The final piece of the resilience puzzle is recovery. The Veeam report notes that while 48% of organisations have Data Loss Prevention (DLP) controls, policy alone doesn’t reduce risk. You need enforcement.
Stead described the command graph’s ability not only to detect misalignment but also to facilitate corrective action. This is the “Undo AI” capability. If a toxic combination is found—say, a highly sensitive dataset being fed into an unvetted public model—the system can flag it for the data owner or, eventually, automatically quarantine the data flow.
Allott emphasised that this recovery mindset is often absent. Referring to a quote in the Veeam report from a Fortune 1,000 Company, he noted that most recoveries are based on “heroics, not necessarily from sound governance.”
Measured resilience
The path forward for Asia-Pacific enterprises is not about slowing down AI adoption.

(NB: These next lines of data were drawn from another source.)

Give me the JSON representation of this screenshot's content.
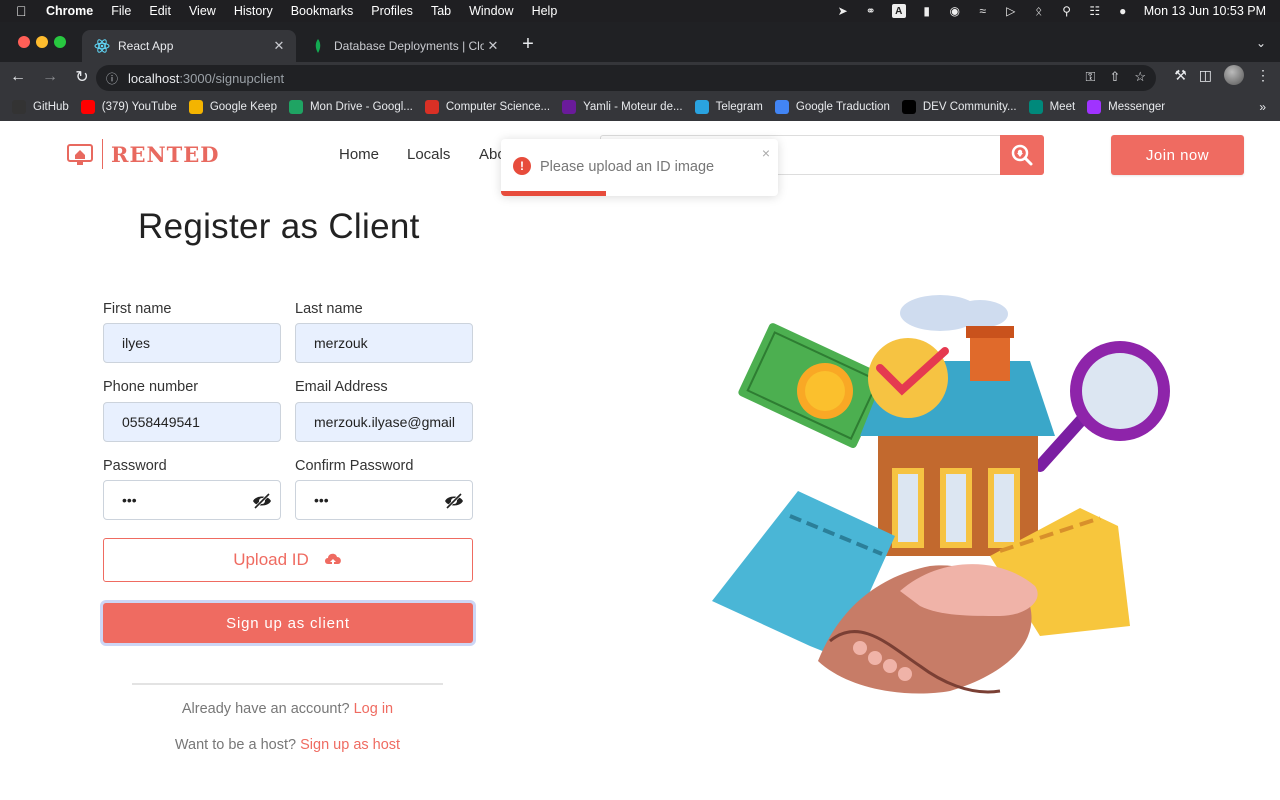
{
  "menubar": {
    "app": "Chrome",
    "items": [
      "File",
      "Edit",
      "View",
      "History",
      "Bookmarks",
      "Profiles",
      "Tab",
      "Window",
      "Help"
    ],
    "datetime": "Mon 13 Jun  10:53 PM"
  },
  "browser": {
    "tabs": [
      {
        "title": "React App",
        "active": true
      },
      {
        "title": "Database Deployments | Cloud",
        "active": false
      }
    ],
    "url_host": "localhost",
    "url_path": ":3000/signupclient",
    "bookmarks": [
      {
        "label": "GitHub",
        "icon": "github-icon",
        "color": "#333333"
      },
      {
        "label": "(379) YouTube",
        "icon": "youtube-icon",
        "color": "#ff0000"
      },
      {
        "label": "Google Keep",
        "icon": "keep-icon",
        "color": "#f4b400"
      },
      {
        "label": "Mon Drive - Googl...",
        "icon": "drive-icon",
        "color": "#1fa463"
      },
      {
        "label": "Computer Science...",
        "icon": "cs-icon",
        "color": "#d93025"
      },
      {
        "label": "Yamli - Moteur de...",
        "icon": "yamli-icon",
        "color": "#6a1b9a"
      },
      {
        "label": "Telegram",
        "icon": "telegram-icon",
        "color": "#2aa3e0"
      },
      {
        "label": "Google Traduction",
        "icon": "translate-icon",
        "color": "#4285f4"
      },
      {
        "label": "DEV Community...",
        "icon": "dev-icon",
        "color": "#000000"
      },
      {
        "label": "Meet",
        "icon": "meet-icon",
        "color": "#00897b"
      },
      {
        "label": "Messenger",
        "icon": "messenger-icon",
        "color": "#a033ff"
      }
    ]
  },
  "site": {
    "brand": "RENTED",
    "nav": [
      "Home",
      "Locals",
      "Abo"
    ],
    "join_label": "Join now",
    "accent": "#ef6b61"
  },
  "toast": {
    "message": "Please upload an ID image",
    "close": "×",
    "progress": 0.38,
    "color": "#e74c3c"
  },
  "form": {
    "title": "Register as Client",
    "first_name": {
      "label": "First name",
      "value": "ilyes"
    },
    "last_name": {
      "label": "Last name",
      "value": "merzouk"
    },
    "phone": {
      "label": "Phone number",
      "value": "0558449541"
    },
    "email": {
      "label": "Email Address",
      "value": "merzouk.ilyase@gmail"
    },
    "password": {
      "label": "Password",
      "value": "•••"
    },
    "confirm_password": {
      "label": "Confirm Password",
      "value": "•••"
    },
    "upload_label": "Upload ID",
    "submit_label": "Sign up as client"
  },
  "footer": {
    "login_prompt": "Already have an account?",
    "login_link": "Log in",
    "host_prompt": "Want to be a host?",
    "host_link": "Sign up as host"
  }
}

The Veeam report shows that organisations with budget increases are more likely to track recovery KPIs (like RTOs and isolation times) and invest in immutable storage and automated backups.
For Allott and Stead, the message is clear. You cannot secure what you cannot see. You cannot govern what you cannot measure.
David Allott
“It’s about exposing those relationships to build effective policy that ensures that the governance of visibility of the agents, but also the controls that sit around them become so much tighter based on these use cases that are coming out. So that’s the big topic for CISOs this year.” David Allot
As Vietnam’s AI Law takes effect and Singapore tightens its PDPA, the enterprises that survive the next wave of agentic AI will be those that unify their security, IT, and data teams around a singular, graph-based reality. They will move from confidence to validation—because in the era of AI, trust is not a feeling. It is a recoverable state.